L'élection fédérale du 17 décembre 1917 a été historique à plus d'un titre.
D'abord, elle a suivi un long intervalle de 6 ans depuis l'élection précédente (1911), car la Grande Guerre de 1914-1918 était déjà engagée, au moment où le gouvernement conservateur de Robert Laird Borden aurait dû en tenir une en 1916, mais Borden préférait attendre, avant de la déclencher, pour tenter de former un gouvernement de coalition en faveur de la conscription, comme en Grande-Bretagne.
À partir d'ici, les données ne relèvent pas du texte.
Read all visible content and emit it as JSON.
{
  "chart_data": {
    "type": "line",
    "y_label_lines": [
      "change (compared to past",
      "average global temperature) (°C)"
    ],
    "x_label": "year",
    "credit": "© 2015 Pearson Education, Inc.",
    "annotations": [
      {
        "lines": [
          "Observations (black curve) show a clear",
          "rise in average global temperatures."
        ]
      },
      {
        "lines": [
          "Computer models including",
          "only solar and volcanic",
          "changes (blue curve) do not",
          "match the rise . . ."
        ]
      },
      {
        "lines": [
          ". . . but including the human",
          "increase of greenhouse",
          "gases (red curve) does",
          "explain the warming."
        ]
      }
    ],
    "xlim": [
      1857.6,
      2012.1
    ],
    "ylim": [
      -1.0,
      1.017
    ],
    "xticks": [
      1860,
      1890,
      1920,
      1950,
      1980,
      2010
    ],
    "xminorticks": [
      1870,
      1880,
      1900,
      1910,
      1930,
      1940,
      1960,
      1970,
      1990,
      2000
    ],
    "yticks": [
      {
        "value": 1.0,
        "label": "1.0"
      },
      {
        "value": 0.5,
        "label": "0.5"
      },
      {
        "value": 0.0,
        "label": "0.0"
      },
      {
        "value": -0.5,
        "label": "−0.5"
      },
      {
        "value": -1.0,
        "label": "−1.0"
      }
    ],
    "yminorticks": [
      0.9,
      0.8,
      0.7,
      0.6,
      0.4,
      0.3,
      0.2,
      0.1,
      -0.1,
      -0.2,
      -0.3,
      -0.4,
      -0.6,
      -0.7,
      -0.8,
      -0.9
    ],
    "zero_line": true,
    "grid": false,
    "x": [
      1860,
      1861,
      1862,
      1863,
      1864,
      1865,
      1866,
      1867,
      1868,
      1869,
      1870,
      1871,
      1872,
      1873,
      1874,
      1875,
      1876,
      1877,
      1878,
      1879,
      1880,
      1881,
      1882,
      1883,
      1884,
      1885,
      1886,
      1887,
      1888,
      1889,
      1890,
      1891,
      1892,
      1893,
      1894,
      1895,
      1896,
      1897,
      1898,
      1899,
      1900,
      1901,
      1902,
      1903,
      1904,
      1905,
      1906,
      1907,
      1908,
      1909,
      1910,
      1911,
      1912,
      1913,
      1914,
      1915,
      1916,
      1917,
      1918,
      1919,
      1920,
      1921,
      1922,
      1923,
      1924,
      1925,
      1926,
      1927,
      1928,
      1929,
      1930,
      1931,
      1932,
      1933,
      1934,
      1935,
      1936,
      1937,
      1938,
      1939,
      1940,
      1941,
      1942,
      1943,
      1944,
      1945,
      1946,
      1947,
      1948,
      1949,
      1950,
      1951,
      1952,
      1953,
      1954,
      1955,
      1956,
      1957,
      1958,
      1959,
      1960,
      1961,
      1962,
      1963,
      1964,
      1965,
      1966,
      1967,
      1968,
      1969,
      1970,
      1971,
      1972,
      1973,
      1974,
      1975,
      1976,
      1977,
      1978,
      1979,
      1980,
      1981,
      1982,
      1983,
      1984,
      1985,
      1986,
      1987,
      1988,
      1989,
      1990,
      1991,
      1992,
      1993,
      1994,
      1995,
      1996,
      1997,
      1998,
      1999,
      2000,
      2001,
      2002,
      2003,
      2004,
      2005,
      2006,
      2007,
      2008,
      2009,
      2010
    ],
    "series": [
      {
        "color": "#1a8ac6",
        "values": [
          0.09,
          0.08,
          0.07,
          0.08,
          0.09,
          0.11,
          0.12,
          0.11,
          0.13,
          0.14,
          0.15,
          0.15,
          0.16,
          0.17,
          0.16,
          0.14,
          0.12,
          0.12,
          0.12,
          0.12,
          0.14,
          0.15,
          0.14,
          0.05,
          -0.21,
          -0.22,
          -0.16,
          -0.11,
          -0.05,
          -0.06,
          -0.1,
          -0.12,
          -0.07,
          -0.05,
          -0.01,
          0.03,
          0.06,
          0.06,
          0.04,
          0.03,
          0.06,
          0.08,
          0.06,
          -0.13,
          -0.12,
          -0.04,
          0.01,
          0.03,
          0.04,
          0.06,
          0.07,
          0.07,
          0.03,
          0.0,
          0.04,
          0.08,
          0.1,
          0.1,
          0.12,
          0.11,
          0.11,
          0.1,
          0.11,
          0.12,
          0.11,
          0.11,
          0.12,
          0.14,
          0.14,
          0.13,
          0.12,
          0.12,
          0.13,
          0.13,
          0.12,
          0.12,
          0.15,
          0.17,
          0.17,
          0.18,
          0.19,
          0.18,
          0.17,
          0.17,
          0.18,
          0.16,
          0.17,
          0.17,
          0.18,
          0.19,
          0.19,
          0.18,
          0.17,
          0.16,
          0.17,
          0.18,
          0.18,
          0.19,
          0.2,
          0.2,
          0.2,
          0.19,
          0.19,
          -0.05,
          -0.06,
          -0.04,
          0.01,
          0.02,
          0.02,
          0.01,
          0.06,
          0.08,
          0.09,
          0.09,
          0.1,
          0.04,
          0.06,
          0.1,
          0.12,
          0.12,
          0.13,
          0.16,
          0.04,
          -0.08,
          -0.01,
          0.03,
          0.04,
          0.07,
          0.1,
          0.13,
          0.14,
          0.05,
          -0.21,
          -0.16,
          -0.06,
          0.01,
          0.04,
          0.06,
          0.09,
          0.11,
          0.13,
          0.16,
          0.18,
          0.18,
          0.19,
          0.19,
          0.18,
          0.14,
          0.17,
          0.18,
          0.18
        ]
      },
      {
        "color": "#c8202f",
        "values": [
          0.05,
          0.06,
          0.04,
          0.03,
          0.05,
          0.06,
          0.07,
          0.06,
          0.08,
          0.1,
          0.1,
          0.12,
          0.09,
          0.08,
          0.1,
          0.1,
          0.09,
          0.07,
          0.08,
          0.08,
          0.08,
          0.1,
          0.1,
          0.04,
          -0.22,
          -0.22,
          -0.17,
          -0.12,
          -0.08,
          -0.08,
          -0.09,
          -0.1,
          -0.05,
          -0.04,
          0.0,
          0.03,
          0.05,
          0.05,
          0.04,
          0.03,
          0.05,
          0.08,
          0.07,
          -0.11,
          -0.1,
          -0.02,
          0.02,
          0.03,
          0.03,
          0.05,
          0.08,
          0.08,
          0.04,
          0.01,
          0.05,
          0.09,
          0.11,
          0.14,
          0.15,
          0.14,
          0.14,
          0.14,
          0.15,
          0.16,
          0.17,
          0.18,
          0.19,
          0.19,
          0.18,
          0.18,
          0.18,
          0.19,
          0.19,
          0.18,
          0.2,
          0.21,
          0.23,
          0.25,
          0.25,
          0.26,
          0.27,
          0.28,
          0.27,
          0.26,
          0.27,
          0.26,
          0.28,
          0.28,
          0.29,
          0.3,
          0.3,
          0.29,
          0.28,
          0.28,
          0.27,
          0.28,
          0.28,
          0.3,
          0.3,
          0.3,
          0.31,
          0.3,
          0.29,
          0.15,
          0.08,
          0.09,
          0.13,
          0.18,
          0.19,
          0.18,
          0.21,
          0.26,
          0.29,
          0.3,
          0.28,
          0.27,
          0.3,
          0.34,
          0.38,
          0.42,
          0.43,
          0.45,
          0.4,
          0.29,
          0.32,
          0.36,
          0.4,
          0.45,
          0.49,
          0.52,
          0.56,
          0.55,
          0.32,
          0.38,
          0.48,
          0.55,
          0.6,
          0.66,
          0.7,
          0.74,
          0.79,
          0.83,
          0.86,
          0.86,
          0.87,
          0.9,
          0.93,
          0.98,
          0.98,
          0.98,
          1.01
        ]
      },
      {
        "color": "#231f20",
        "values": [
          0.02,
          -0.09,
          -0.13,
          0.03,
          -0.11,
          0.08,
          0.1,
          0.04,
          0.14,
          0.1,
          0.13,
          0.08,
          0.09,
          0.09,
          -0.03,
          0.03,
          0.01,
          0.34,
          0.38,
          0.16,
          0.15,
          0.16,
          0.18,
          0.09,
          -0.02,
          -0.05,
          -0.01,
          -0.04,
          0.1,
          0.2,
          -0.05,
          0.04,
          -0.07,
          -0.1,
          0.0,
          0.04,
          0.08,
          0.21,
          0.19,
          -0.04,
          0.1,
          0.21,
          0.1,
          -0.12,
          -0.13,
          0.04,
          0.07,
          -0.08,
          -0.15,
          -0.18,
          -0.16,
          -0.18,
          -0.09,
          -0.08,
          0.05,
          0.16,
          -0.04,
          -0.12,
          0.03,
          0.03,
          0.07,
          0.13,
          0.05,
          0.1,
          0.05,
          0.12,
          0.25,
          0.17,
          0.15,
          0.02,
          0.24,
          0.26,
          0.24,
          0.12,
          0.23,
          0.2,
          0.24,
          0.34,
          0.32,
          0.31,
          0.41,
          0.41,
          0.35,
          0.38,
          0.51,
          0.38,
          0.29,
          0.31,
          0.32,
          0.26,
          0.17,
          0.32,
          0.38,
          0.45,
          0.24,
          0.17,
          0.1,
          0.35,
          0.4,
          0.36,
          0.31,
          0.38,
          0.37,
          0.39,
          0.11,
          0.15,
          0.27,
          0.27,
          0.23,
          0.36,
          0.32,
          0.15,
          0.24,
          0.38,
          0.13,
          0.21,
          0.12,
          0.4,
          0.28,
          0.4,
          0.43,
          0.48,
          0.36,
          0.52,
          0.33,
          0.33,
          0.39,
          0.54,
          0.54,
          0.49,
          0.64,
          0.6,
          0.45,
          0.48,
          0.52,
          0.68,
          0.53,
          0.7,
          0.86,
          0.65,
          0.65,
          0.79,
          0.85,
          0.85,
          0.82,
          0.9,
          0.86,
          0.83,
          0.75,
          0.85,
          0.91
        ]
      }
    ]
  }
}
Ensuite, cette élection, qualifiée "d'élection la plus amère de l'histoire du Canada" par l'historien Michael Bliss, a consacré la plus grande fracture entre les anglophones et les francophones, les conservateurs, avec une faction libérale anglophone en faveur de la conscription, dissolvant la chambre pour se présenter sous l'étiquette d'Unionistes, isolant Wilfrid Laurier et les libéraux, majoritaires au Québec.
Pour s'assurer de la victoire, Borden a fait adopter deux lois, avant la dissolution de la Chambre des communes: la Loi des élections en temps de guerre, qui privait du droit de vote les objecteurs de conscience et les Canadiens nés dans des pays ennemis naturalisés après 1902 et accordait, pour la première fois, le droit de vote aux épouses des militaires, et la Loi des électeurs militaires, qui permettait aux soldats en mission à l'étranger de choisir la circonscription où ils voulaient que leur vote soit comptabilisé.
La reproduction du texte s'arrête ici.